I had the chance on Thursday to chat with Ron Rosenbaum, the author of Those Who Forget The Past: The Question of Anti-Semitism. His previous work, Explaining Hitler, took a decade to compile. Both books are a collection of essays by thinkers, academics, and journalists.

Rosenbaum was asked to explain the reason for Jew bashing. His reaction was blank. Despite years of studying the topic, this prolific writer and editor was reduced to an exasperated shrug.

That's because there's no rational understanding when it comes to the Judeo-fixedness of hate.

Jews on this continent have been extremely successful, so, why the fuss? "North America is not a problem for Jews," Rosenbaum admits.

OK. If that’s true, then why all of the "media monitoring"? Why the public protests against desecrating Jewish homes, schools and cemeteries? Are normal people really for hate? It's really a case of constantly preaching to the converted.

Revealingly, in his book's introduction, Rosenbaum uses the word "equanimity" in the pejorative. He's really saying Jews should be vigilant--even around here. So, North America could be a problem then I guess.

This determination frustrates and disappoints me because he vast majority of Gentiles do "get it". Moreover, no one has not hired someone in North America in recent memory for being Jewish, yet, discrimination with other groups is still a problem; where some Jews also participate in the problem as discrimination knows no cultural border.

Even when we look to history, specifically WW2, we find a mixed response from some Jews. This, despite the fact that those of us who lost relatives to Hitler in war, where we lay in opposition against the Nazi worldview, it still, somehow, doesn't seem good enough.

However, the very idea of a dominant ethnicity, a majority that somehow has a collective voice derived from specific origins, is a thing of the past.

Where homogeneity once reigned, and Anglo-Saxon life was once agrarian--no Sunday shopping, and the main divisions existed within Protestant circles (with the main divide being Catholic), that society is now secular and diverse. Today, divisions are cultural, rather than religious.

Nowadays, being Anglo means an urban workaday existence. In most instances, the culture of thought is larger than the religious grouping. Two city dwellers, despite having different languages and backgrounds, will have stronger cultural links with each other than a couple of hicks from the sticks.

What does it matter if one of the urbanites is a Jew? Myself, I have more in common with Seinfeld than Stompin' Tom.

Rosenbaum's also book features a couple of pieces on Mel Gibson's sores and sandals epic, The Passion of the Christ. I pointed out that no one walked out of the movie theaters to hunt down Jews. The opposition from Jewish groups and individuals was hysterical, and not commensurate with the thing itself.

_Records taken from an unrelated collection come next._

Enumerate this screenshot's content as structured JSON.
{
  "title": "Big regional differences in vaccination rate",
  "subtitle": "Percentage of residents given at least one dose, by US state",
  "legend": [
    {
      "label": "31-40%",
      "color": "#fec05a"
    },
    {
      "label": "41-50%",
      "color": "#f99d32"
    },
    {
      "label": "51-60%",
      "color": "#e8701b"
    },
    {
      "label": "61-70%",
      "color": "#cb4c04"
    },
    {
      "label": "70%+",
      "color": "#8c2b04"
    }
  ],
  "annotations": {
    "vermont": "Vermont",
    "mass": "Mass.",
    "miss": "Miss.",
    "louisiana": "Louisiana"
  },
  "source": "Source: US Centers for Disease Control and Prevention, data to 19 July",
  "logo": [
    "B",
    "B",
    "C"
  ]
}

"Passion plays have a history of inciting hatred," Rosenbaum countered. Mel Gibson's dad, he informed me, is clearly an infamous anti-Semite, and Jews are again cloaked in the classic "deicide" role in this movie.

Well, so what? Can't the 1st century Pharisees be depicted in a certain light without painting all Jews as Christ-killers? Don't we depict Mafia types on TV without saying that this is what Italians are all like? Of course not.

I asked Rosenbaum what the problem was with Jews, given how Christ was a Jew. No answer.

How did the Romans get off so easily? They killed him, and Christ wasn't Italian.

Christ had to die for all of our sins--for Christian sins. No Christian sins, no death.

Maybe we should stop blaming Jews ... and look more at the Mafia.

The real problem lies with international relations: in the Middle East, the West has exacerbated regional divides through a militarized foreign policy in Iraq, and a heavy-handed--albeit effective from the perspective of suppression--support for Arab ghettos in Israel.

The hatred in the region is immense. This is where The Protocols of the Elders Of Zion is taken literally, and where 9/11 was started by Jews.

Where will it all end? Depressingly, Rosenbaum seems to believe that a second Holocaust, in an era of portable nukes and desperate enemies is all but inevitable. Where there's a will, there's a way. He calls it, "Hitler's posthumous victory".

There is only the whiff of the embers of this hatred in North America. What burns brighter is an urban society where everyone eats bagels--devoid of deference for its cultural associations, undeterred by texture.